You know the feeling, you walk into a store to make a quick purchase, maybe it's a candy bar or a can of soda pop. You pick something up for 75 cents. Then, just to the side you notice a small ad for a similar product that reads, 'New larger size, only 95 cents!' Now what? Do you go with your original item or switch? Which is the better deal? Is bigger always better?
In this lesson, to help you compare prices, you'll learn how to figure out the price per unit of an item to help you compare prices. You'll investigate what other factors might be considered besides just price per unit - 'The Best Deal' might not be what you actually want to purchase! You will also create a price per unit problem for others to solve.
The key to comparing prices is to break the cost down to a price per unit. For example, a 20 ounce bottle of soda pop may cost $0.95 and a 12 ounce bottle of soda pop may cost $0.75. To determine the better deal, you want to compare the price per unit (in this case, the price of one ounce of soda pop). To find this, divide the price by the number of units.
For the 20 ounce bottle, you divide $0.95 by 20. This equals $0.0475 per ounce of soda pop. In this lesson we will round to the nearest penny, so the answer would be rounded to $0.05 per ounce of soda pop.
For the 12 ounce bottle, you divide $0.75 by 12. This equals $0.0625 or $0.06 per ounce of soda pop. Which one is the better deal?
Your teacher may have other examples to help you learn this process. Can you think of your own example?
Now that you know how it's done, practice comparing prices by taking the Best Deal Challenge. You may want to use a calculator to help you, although some problems can be solved using mental math. Look at this short story (to precede through the interactive story use the right arrow key on your keyboard). Are there ever times when you would choose to not take the best deal?
The next time you go to a grocery store, take along a calculator to determine the price per unit of some items you or your family might purchase. Some grocery stores already have this information posted for you (you may want to check to see if they are right!). Bring this information back to your class; discuss it with others to explain how determining price per unit influenced your shopping decisions.

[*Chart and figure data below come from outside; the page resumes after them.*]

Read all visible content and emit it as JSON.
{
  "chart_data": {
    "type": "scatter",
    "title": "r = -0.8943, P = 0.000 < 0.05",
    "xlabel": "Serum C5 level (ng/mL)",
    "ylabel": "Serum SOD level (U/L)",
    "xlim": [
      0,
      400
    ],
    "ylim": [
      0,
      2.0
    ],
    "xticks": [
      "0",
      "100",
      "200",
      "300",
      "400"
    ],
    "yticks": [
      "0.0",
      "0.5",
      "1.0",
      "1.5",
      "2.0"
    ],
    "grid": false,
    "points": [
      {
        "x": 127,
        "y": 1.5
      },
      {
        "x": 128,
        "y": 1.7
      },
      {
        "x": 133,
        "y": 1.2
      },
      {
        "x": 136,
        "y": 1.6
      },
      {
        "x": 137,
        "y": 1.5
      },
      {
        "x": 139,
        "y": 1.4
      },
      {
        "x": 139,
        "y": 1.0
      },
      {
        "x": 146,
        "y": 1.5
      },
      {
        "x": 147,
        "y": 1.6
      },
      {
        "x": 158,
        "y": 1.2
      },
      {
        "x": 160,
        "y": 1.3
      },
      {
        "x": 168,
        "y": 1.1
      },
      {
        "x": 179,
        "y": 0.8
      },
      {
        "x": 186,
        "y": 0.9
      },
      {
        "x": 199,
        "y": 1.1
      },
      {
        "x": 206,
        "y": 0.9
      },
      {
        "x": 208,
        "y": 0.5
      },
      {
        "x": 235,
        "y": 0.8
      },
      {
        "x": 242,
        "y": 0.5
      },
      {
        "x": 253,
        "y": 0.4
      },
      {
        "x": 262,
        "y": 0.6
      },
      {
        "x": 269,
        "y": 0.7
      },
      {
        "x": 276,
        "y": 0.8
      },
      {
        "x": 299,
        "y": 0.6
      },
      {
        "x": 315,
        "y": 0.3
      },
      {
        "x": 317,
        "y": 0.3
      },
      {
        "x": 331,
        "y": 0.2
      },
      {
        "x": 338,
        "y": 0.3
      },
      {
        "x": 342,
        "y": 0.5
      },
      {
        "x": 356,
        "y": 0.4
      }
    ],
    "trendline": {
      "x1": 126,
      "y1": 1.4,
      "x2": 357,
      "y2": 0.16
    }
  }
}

Where else could you apply what you learned in this lesson?
Now that you've completed the Best Deal Challenge and know how to determine price per unit, it's your turn to create a price problem. Use The Best Deal worksheet or simply take a blank sheet of paper. Fold the worksheet over to the dashed line (or fold a paper in half) so it covers the answers. On the front cover of the sheet, either draw or write a problem like the one you've just completed. On the inside, reveal the correct answer and list the correct price per unit of each item. After your teacher has checked your work, share your problem with classmates for additional practice.
1. If possible, take a class field trip to a store for more practice, or bring in items to create a class store.
2. For a project idea, create a multimedia project similar to the Best Deal Challenge. One slide or card could show a problem, and the choices could be linked to the answers.